Wedge from 125 yards, and the second-worst shot he's ever hit, maybe. Wide right, into the bunker, and now he had to get up and down to win the Masters; no comfortable two-putt, no blockbuster birdie, but a desperate scramble to get this golf ball in the hole in no more than two more hits.

It all came down to a putt, perhaps five feet or six, and if it falls beneath the surface he has done it all. It did not. A look to the skies, a kiss for Poppy and Erica, a sombre walk, time to gather himself. Rose, remember, has been in one of these before. And for him, this is not everything, at least not quite.

Rose nearly holed his approach, but it was 20 or 30 yards further than McIlroy's, which came backwards, whereas his went forwards. It meant that Rose would have 10, at most 12 feet down the hill, but with McIlroy inside five. Is this it? Can it finally end? Two putts, two separate putts, each of them short, to win the Masters. Surely, nobody has ever missed two of these and won the thing.

This time, thank goodness, Rory McIlroy did not miss.

Rory McIlroy won the Masters at last
Rory McIlroy won the Masters at last

Even by McIlroy’s standards, this was all too much. How to make sense of it except to say that all his brilliance and all his frailties bled into the meeting of clubface and ball and turf and, somehow, this time, after all this time, he landed on the right side of it.

Great sportspeople outrun analysis. McIlroy was going to have to win another major before he could win this one. McIlroy was going to have to steal it with a final-round 64 when others faltered. McIlroy was simply never going to complete the grand slam: the enormity of this task would be beyond even him.
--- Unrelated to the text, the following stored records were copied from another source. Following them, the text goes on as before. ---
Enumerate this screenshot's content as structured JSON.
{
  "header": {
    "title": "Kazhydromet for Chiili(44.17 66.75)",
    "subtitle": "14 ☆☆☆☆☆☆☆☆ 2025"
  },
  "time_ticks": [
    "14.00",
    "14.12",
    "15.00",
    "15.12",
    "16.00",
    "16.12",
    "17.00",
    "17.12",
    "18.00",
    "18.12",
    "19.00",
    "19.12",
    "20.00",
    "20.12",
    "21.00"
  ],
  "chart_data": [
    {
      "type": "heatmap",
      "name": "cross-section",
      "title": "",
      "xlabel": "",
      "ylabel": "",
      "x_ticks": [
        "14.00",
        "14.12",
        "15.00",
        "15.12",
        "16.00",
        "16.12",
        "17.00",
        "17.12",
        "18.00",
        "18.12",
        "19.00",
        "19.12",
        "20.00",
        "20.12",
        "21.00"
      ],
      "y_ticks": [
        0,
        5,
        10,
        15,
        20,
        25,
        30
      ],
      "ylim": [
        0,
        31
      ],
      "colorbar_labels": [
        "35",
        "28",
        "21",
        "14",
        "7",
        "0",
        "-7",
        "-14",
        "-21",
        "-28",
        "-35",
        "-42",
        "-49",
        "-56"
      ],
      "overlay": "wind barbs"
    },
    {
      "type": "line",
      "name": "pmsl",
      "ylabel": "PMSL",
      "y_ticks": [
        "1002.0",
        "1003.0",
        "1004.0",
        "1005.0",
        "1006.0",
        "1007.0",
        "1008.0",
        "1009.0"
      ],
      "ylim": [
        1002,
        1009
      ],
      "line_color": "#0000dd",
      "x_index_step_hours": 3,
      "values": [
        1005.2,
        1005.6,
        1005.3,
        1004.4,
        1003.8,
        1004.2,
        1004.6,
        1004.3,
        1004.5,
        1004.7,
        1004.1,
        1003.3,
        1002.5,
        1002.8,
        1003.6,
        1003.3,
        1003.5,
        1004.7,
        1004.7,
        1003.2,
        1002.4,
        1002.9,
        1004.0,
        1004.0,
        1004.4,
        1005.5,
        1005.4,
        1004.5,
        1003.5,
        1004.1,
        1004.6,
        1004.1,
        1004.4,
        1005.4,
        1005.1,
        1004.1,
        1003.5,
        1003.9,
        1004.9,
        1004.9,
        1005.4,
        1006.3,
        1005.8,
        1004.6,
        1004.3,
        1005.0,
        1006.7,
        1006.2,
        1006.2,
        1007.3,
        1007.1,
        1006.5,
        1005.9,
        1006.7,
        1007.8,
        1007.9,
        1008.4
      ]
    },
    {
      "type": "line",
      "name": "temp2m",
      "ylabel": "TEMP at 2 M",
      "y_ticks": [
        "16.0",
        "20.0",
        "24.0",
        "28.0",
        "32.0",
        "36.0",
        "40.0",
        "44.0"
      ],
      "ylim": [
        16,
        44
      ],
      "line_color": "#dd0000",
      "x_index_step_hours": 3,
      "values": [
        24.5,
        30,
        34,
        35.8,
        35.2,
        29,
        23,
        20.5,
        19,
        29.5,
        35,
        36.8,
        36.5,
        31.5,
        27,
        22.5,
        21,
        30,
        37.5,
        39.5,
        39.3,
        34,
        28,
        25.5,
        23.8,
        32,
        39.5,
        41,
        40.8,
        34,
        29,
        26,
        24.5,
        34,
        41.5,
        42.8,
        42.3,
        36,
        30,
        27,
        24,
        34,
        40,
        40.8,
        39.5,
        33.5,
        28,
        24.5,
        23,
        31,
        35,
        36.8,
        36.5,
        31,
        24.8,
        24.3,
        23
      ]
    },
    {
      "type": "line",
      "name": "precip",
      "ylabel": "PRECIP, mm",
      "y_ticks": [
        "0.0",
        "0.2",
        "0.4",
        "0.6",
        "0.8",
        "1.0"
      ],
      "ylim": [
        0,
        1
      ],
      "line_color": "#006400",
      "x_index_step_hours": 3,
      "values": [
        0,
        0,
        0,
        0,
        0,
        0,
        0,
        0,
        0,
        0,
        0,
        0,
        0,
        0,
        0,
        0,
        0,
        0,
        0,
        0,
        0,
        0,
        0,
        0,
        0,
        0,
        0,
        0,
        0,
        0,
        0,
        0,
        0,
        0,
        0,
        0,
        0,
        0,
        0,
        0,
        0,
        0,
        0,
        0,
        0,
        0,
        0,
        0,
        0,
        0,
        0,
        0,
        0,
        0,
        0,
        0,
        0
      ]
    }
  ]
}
It’s this defiance, this resilience, which has been as much a hallmark of a career spent exclusively at the very top of the sport as the smoothness and balance of an almighty swing, the unmistakable bobbing of his walk when things are going well, the guarantee that he’ll answer a question honestly and that he’ll sometimes change his mind. Every ounce of that resilience was spent on this round of golf.

Whenever a player wins a major, the same questions are asked: what might they now go on to achieve? How many more might follow? And make no mistake, there is a clear possibility that, as at the beginning of his career, McIlroy goes on to add more – and quickly.

Yet the sweetest kind of major triumph is the one which exists singularly in the moment but will stand the test of time. Jack in 1986, Tiger in 2019, Rory in 2025. These are and will be remembered both for what they meant then and for what they still mean, by us now and by those who study this sport in a hundred years’ time.

It simply no longer matters what the fourth and final act of McIlroy’s career brings, only that there can now be one. The third could only end either with this or something like it, say another Claret Jug, or it would’ve had to end when McIlroy stopped trying.

That’s something he’s never done. He has fallen and risen and fallen again for 11 years now until today, at last, he didn’t fall, not even when he made a clumsy mess of the first, not even when he was down to the very basement of his resolve with the green jacket slipping away, perhaps for good, first at the 13th and then when he had a putt to win it and missed.

All of Portrush, of Pinehurst, all of the pain, all of it must make this somehow even sweeter for him. That he nearly let it all go but this time didn’t must give him a sense of extraordinary pride and total relief which may take the rest of his life to sink in.

And us? We are free to say it unequivocally, unchallenged, at last. Rory McIlroy is the greatest golfer of his generation. Rory McIlroy is one of the greatest golfers of all-time.